С точки зрения Карлы, все лица женского пола, не отличавшиеся комплекцией морской коровы, были тощими.
— Метрикселла не тощая. Она стройная потому, что думает не только о еде.
К моему удивлению, Карла тут же бросилась стучать в дверь туалета.
— Метрикселла, детка, прости меня за то, что я тут наговорила. Выходи к нам. Мы понимаем, как тебе тяжело. И нам очень тебя жаль!
— Не нуждаюсь я в вашей жалости, — открыв дверь, пробормотала Метрикселла. — Я ни в чьей жалости не нуждаюсь, — прошептала она еще раз и разрыдалась.
Когда мы с Метрикселлой остались одни в моей комнате, она призналась:
— Я не хочу, чтобы Гуннар меня жалел из-за того, что я беременна.
Обняв Метрикселлу, я прижала ее к груди, чтобы она не заметила, до какой степени я расстроена, и не догадалась, что мне уже все известно.
Немного успокоившись, Метрикселла мне сказала:
— Гуннар больше меня не любит, но попросил, чтобы я жила с ним ради ребенка.
Мысленно представив себе эту ужасную ситуацию, я промолчала.
— Даже не знаю, что делать, — продолжала Метрикселла. — Сомневаюсь, что мне хватит стойкости воспитать ребенка одной, но и жалость Гуннара мне тоже невыносима.
Осторожно погладив Метрикселлу по волосам, я подумала, что она даже представить себе не может, как хорошо я ее понимаю.
Тем временем, Метрикселла со слезами на глазах описывала мне свой последний разговор с Гуннаром:
— Его словно подменили.

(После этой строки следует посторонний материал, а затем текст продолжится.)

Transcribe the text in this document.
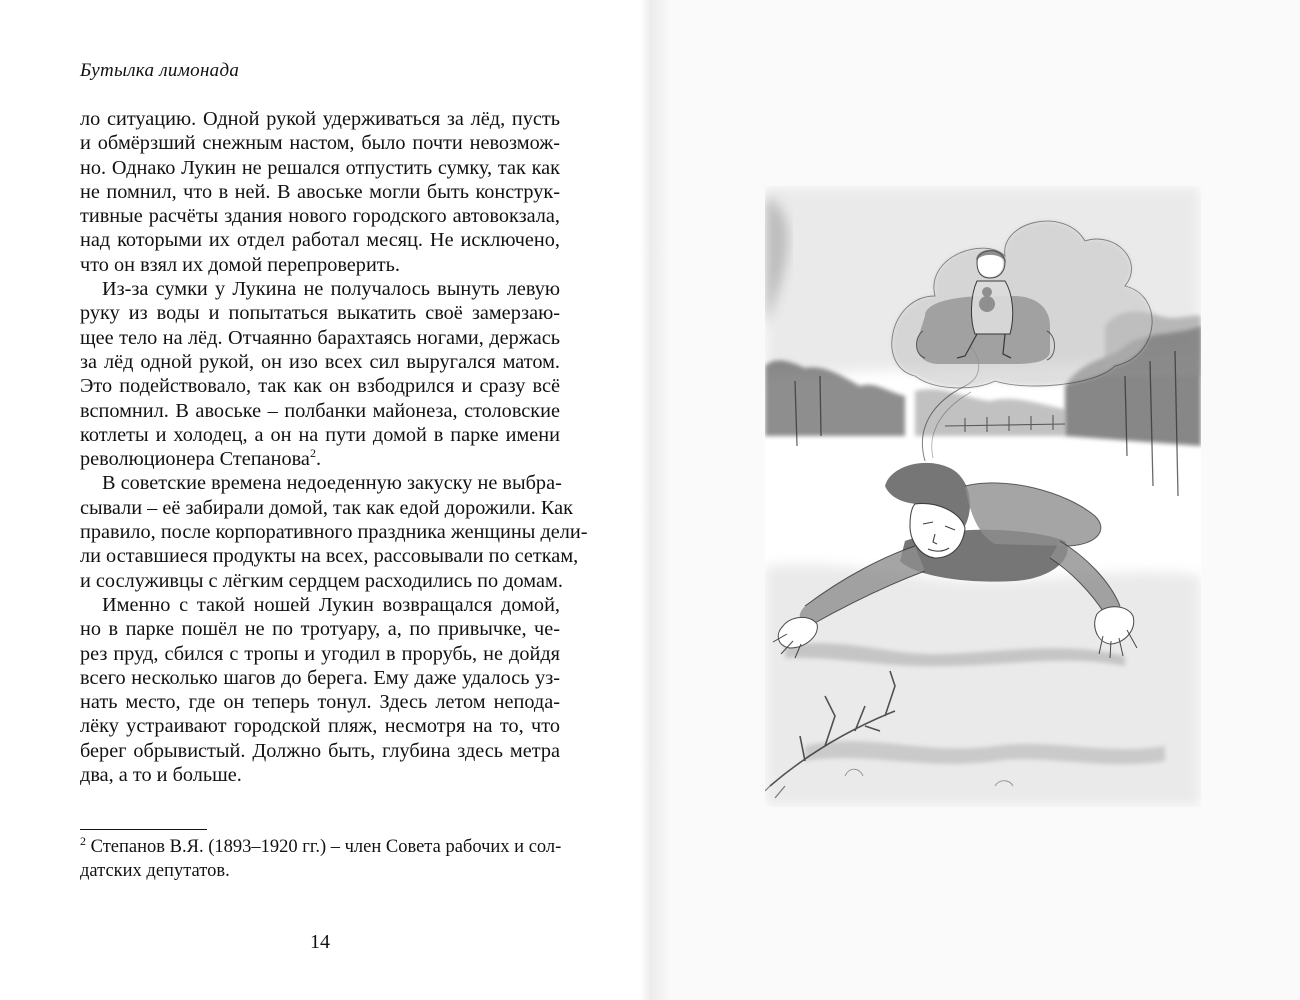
Бутылка лимонада

ло ситуацию. Одной рукой удерживаться за лёд, пусть
и обмёрзший снежным настом, было почти невозмож-
но. Однако Лукин не решался отпустить сумку, так как
не помнил, что в ней. В авоське могли быть конструк-
тивные расчёты здания нового городского автовокзала,
над которыми их отдел работал месяц. Не исключено,
что он взял их домой перепроверить.

Из-за сумки у Лукина не получалось вынуть левую
руку из воды и попытаться выкатить своё замерзаю-
щее тело на лёд. Отчаянно барахтаясь ногами, держась
за лёд одной рукой, он изо всех сил выругался матом.
Это подействовало, так как он взбодрился и сразу всё
вспомнил. В авоське – полбанки майонеза, столовские
котлеты и холодец, а он на пути домой в парке имени
революционера Степанова$^2$.

В советские времена недоеденную закуску не выбра-
сывали – её забирали домой, так как едой дорожили. Как
правило, после корпоративного праздника женщины дели-
ли оставшиеся продукты на всех, рассовывали по сеткам,
и сослуживцы с лёгким сердцем расходились по домам.

Именно с такой ношей Лукин возвращался домой,
но в парке пошёл не по тротуару, а, по привычке, че-
рез пруд, сбился с тропы и угодил в прорубь, не дойдя
всего несколько шагов до берега. Ему даже удалось уз-
нать место, где он теперь тонул. Здесь летом непода-
лёку устраивают городской пляж, несмотря на то, что
берег обрывистый. Должно быть, глубина здесь метра
два, а то и больше.

$^2$ Степанов В.Я. (1893–1920 гг.) – член Совета рабочих и сол-
датских депутатов.
14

Похоже, он полюбил другую.
У меня задрожали руки.
— Как ты думаешь, у него кто-то есть? — настаивала Метрикселла, глядя на меня чистыми невинными глазами.
Я была не в силах ей врать.
— Возможно, и есть. Но если он сказал, что не бросит тебя, решать будешь ты.
К счастью, Метрикселла слишком устала для продолжения разговора. Внезапно она всплеснула руками.
— Лола! Я о ней совершенно забыла!
Мы бросились искать хомячиху. Обнаружив зверька, мы его накормили, напоили и почистили ему клетку. Лола заснула на груди Метрикселлы.
Я легла рядом с ними, но спать не решалась. В предательских сновидениях мне каждую ночь являлся Гуннар. Он шептал мне слова любви, лаская меня взглядом и горячими руками.
Я совсем не хотела, чтобы Метрикселла услышала, как я зову его во сне. Но понимала, что, пока жива, Гуннара я не забуду.
Суд
Когда Деметра получила собранную мною в Урте информацию, ее реакция не заставила себя ждать — она немедленно меня вызвала. Пришлось срочно собраться в поездку за тридевять земель. С собой я взяла маленький чемодан с самыми необходимыми вещами и фотографиями, сделанными в доме Елены, а также два отчета о гибели маленькой Дианы — один для всех омниор, другой — только для предводительниц кланов.
То, как мать отреагровала на мое сообщение о возвращении Баалаты, меня испугало. Я рассказала ей все без утайки. Врать не имело смысла, потому что у Деметры было множество источников информации, и рано или поздно, она обязательно докопалась бы до истины. Лучше было покаяться и признать свою вину. Я ведь вполне сознательно выбрала свой карнавальный костюм, и последствия этого выбора были ужасны.